A French-speaking threat actor dubbed OPERA1ER has been linked to a series of more than 30 successful cyber attacks aimed at banks, financial services, and telecom companies across Africa, Asia, and Latin America between 2018 and 2022.
According to Singapore-headquartered cybersecurity company Group-IB, the attacks have led to thefts totaling $11 million, with actual damages estimated to be as high as $30 million.
Some of the more recent attacks in 2021 and 2021 have singled out five different banks in Burkina Faso, Benin, Ivory Coast, and Senegal. Many of the victims identified are said to have been compromised twice, and their infrastructure subsequently weaponized to strike other organizations.
OPERA1ER, also called by the names DESKTOP-GROUP, Common Raven, and NXSMS, is known to be active since 2016, operating with the goal of conducting financially motivated heists and exfiltration of documents for further use in spear-phishing attacks.
"OPERA1ER often operates during weekends and public holidays," Group-IB said in a report shared with The Hacker News, adding the adversary's "entire arsenal is based on open-source programs and trojans, or free published RATs that can be found on the dark web."
This includes off-the-shelf malware such as Nanocore, Netwire, Agent Teslam Venom RAT, BitRAT, Metasploit, and Cobalt Strike Beacon, among others.

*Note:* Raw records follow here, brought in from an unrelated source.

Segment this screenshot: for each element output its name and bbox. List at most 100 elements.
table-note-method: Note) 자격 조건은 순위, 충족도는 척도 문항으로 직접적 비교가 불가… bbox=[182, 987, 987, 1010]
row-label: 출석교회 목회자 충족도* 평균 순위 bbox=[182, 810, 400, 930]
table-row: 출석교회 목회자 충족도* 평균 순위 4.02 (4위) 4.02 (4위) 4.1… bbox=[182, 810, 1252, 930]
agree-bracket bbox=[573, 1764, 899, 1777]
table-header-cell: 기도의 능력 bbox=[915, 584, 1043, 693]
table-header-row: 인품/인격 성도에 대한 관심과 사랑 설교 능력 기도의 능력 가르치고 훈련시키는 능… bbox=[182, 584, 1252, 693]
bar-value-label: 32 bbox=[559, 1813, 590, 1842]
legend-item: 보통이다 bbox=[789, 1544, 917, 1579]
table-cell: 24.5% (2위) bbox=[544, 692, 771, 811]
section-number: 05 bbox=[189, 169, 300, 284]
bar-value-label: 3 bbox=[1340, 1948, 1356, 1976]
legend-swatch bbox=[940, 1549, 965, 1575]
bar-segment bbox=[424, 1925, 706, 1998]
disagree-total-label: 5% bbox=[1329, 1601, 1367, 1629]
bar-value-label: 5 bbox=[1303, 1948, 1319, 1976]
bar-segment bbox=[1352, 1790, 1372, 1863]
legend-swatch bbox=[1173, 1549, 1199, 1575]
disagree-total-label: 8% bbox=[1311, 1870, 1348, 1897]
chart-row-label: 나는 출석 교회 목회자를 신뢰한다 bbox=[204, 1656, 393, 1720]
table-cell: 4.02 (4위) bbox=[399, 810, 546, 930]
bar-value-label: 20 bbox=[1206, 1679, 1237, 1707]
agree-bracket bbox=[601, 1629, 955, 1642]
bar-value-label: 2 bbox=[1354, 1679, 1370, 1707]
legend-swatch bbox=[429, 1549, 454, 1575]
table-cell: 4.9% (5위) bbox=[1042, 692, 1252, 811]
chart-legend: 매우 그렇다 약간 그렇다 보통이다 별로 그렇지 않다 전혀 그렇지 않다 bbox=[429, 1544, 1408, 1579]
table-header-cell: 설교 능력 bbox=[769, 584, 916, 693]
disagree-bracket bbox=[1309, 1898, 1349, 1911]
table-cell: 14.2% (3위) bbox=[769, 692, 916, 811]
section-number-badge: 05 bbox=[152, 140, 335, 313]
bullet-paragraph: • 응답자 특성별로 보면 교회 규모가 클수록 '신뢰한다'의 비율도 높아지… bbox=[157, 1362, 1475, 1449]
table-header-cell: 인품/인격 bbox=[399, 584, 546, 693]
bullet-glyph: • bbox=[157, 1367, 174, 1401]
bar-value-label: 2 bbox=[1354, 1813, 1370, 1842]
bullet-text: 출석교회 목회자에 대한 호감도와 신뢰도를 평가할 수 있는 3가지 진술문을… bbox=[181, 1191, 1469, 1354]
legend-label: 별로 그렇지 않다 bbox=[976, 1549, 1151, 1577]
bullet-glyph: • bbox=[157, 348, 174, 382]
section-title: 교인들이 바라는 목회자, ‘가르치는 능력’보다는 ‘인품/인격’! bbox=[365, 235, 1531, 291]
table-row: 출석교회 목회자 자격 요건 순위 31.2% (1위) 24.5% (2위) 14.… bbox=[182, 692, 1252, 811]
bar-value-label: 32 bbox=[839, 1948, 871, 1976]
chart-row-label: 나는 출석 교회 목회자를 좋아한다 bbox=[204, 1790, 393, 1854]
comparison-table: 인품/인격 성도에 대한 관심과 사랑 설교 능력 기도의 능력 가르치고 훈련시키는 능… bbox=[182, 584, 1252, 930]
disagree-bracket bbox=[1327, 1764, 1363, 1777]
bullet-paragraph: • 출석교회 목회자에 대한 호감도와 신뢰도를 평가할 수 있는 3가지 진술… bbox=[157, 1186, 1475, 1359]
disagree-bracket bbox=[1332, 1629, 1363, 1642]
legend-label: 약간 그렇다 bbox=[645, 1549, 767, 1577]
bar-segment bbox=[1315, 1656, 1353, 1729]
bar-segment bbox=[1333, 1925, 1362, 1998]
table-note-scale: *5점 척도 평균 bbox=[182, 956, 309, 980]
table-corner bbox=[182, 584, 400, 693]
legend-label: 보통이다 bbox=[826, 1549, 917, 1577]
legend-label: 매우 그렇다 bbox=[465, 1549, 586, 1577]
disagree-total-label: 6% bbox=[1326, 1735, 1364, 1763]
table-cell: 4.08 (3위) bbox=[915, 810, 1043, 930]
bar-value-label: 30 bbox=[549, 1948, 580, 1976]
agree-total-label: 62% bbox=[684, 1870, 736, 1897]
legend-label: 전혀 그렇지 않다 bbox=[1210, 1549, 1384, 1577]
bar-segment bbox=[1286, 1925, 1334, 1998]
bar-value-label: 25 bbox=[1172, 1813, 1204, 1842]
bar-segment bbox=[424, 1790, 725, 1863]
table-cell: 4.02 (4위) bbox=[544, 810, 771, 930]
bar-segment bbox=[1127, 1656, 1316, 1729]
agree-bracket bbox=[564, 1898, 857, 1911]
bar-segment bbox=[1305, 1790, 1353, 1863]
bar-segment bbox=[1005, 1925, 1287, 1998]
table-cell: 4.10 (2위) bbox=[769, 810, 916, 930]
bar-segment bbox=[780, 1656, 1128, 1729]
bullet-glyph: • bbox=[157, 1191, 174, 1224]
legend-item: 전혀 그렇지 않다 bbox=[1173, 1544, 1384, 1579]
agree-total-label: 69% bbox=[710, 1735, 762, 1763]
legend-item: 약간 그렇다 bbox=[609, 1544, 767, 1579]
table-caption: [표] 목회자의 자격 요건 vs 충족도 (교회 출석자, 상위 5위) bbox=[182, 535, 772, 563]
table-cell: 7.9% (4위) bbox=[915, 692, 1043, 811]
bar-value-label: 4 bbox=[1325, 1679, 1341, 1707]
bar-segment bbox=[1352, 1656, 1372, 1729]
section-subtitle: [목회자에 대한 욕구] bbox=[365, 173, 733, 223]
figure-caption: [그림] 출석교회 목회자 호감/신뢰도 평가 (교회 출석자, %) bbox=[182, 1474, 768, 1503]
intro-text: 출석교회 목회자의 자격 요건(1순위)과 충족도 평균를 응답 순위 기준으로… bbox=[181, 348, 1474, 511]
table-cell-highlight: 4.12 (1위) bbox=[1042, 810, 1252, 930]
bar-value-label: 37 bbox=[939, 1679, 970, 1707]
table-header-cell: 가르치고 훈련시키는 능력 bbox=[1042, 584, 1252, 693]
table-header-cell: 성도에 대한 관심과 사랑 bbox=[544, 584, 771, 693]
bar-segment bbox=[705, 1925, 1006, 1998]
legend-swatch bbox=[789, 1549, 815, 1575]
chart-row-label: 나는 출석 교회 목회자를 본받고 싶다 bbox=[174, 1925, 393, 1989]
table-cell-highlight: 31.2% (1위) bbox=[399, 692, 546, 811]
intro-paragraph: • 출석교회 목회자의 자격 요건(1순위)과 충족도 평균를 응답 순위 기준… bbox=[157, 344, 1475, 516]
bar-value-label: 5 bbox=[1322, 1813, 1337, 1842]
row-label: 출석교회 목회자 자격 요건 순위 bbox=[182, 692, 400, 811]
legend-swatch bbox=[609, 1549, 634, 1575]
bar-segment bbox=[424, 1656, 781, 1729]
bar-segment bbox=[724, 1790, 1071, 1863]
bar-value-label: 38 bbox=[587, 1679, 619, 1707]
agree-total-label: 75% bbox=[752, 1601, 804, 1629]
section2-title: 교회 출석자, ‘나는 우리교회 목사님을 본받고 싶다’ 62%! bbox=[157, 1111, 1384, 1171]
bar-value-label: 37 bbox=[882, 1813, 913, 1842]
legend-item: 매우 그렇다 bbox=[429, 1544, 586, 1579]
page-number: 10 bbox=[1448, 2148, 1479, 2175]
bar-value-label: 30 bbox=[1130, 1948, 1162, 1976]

The attack chain commences with "high-quality spear-phishing emails" bearing invoice, delivery, and hiring-themed lures written primarily in French and to a lesser extent in English. Some of the bogus missives used specific topics about transferring digital money between mobile operators and banks.
These messages feature ZIP archive attachments or links to Google Drive, Discord servers, infected legitimate websites, and other actor-controlled domains, which lead to the deployment of remote access trojans.
Succeeding in the RAT execution, post-exploitation frameworks like Metasploit Meterpreter and Cobalt Strike Beacon are downloaded and launched to establish persistent access, harvest credentials, and exfiltrate files of interest, but not before an extended reconnaissance period to understand the back-end operations.
This is substantiated by the fact that the threat actor has been observed spending anywhere between three to 12 months from initial intrusion to making fraudulent transactions to withdraw money from ATMs.
The final phase of the attack involves breaking into the victim's digital banking backend, enabling the adversary to move funds from high value accounts to hundreds of rogue accounts, and ultimately cash them out via ATMs with the help of a network of money mules hired in advance.
"Here clearly the attack and theft of funds were possible because the bad actors managed to accumulate different levels of access rights to the system by stealing the login credentials of various operator users," Group-IB explained.
In one instance, over 400 mule subscriber accounts were employed to illicitly siphon the money, indicating that the "attack was very sophisticated, organized, coordinated, and planned over a long period of time"
The findings – carried out in collaboration with telecom giant Orange – that OPERA1ER managed to pull off the banking fraud operation by solely relying on publicly available malware highlights the effort that has gone into studying the internal networks of the organizations.
"There are no zero-day threats in OPERA1ER's arsenal, and the attacks often use exploits for vulnerabilities discovered three years ago," the company noted. "By slowly and careful inching their way through the targeted system, they were able to successfully carry out at least 30 attacks all around the world in less than three years."